Analysts told Business Recorder on Friday that the telecom companies' protest against an ongoing investigation against them was not an anti-competitive practice, as it will not affect competition in the market. The act of switching off all kinds of telecom communication had nothing to with the price fixation or secret meetings to collectively raise prices/charges of any item, they said.
Similarly, they said, telecom operators were raising their voice in a tax evasion case and they are not directly demanding anything from their consumers. According to them, the companies are also not reducing competition in the market by collectively stopping supplies, distribution, acquisition or control of goods etc. However, the aspect of competition could be analysed in case all such companies collectively close their systems depriving the people from making calls without any alternative, they said. The consumer protection and prohibited agreements comes under the mandate of the CCP and if this happens, the provisions of Section 4 of the Competition Act, 2010 could be invoked for initiating action against any sector.
It depends upon the collective strategy being adopted by telecom companies before invoking provisions of the Competition Act 2010. Section 4 relates to prohibited agreements between undertakings. This provision of the Competition Act, 2010 prohibits companies from entering into any agreement pertaining to production, supply, distribution, acquisition or control of goods or the provision of services which have the object or effect of preventing, restricting or reducing competition within the relevant market.
In case telecom companies mutually agree to collectively shut down the communication system on national level, the CCP can intervene and commence investigation to probe reasons behind such a collective action which would directly hurt the general public as well as the business community. Experts maintained that if telecom companies collectively closed their communication system, this might be considered a violation of the Competition Act of 2010.
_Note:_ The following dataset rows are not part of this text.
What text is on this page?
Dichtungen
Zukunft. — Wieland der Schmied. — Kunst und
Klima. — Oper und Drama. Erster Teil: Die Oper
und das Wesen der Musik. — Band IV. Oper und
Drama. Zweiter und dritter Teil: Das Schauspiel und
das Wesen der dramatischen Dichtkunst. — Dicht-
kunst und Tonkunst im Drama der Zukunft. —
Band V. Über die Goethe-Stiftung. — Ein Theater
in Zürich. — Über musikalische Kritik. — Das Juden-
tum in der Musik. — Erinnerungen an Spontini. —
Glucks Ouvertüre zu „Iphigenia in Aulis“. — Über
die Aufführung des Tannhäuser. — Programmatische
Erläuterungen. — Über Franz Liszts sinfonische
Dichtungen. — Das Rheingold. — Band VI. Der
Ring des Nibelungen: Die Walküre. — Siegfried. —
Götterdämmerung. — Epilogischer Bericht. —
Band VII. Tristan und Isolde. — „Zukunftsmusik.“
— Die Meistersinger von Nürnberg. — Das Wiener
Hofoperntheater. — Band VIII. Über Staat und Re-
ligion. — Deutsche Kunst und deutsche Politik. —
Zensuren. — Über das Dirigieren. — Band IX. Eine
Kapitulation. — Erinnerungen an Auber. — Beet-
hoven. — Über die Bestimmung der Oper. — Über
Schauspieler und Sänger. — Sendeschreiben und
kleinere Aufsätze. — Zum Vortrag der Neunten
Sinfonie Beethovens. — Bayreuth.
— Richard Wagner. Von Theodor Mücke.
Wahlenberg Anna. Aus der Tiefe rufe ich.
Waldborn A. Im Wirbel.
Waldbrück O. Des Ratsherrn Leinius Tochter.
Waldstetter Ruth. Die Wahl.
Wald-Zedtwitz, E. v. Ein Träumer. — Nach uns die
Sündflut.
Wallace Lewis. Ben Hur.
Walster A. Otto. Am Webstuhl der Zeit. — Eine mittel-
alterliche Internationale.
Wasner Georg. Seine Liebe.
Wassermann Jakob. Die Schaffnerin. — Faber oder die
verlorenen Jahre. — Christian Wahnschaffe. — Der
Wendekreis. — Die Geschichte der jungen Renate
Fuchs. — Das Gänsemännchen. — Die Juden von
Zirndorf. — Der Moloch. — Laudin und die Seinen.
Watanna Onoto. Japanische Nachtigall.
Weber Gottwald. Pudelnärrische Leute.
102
Under Section 4 of the Competition Act, 2010 (prohibited agreements), no undertaking or association of undertakings shall enter into any agreement or, in the case of an association of undertakings, shall make a decision in respect of the production, supply, distribution, acquisition or control of goods or the provision of services which have the object or effect of preventing, restricting or reducing competition within the relevant market unless exempted under section 5 of the Competition Act, 2010.
Such agreements include but are not limited to fixing the purchase or selling price or imposing any other restrictive trading conditions with regard to the sale or distribution of any goods or the provision of any service; dividing or sharing of markets for the goods or services, whether by territories, by volume of sales or purchases, by type of goods or services sold or by any other means; fixing or setting the quantity of production, distribution or sale with regard to any goods or the manner or means of providing any services; limiting technical development or investment with regard to the production, distribution or sale of any goods or the provision of any service; or collusive tendering or bidding for sale, purchase or procurement of any goods or service and applying dissimilar conditions to equivalent transactions with other trading parties, thereby placing them at a disadvantage and make the conclusion of contracts subject to acceptance by the other parties of supplementary obligations which, by their nature or according to commercial usage, have no connection with the subject of such contracts. According to Section 4 of the Competition Act of 2010, any agreement entered into in contravention of the provision in Sub-Section (1) shall be void.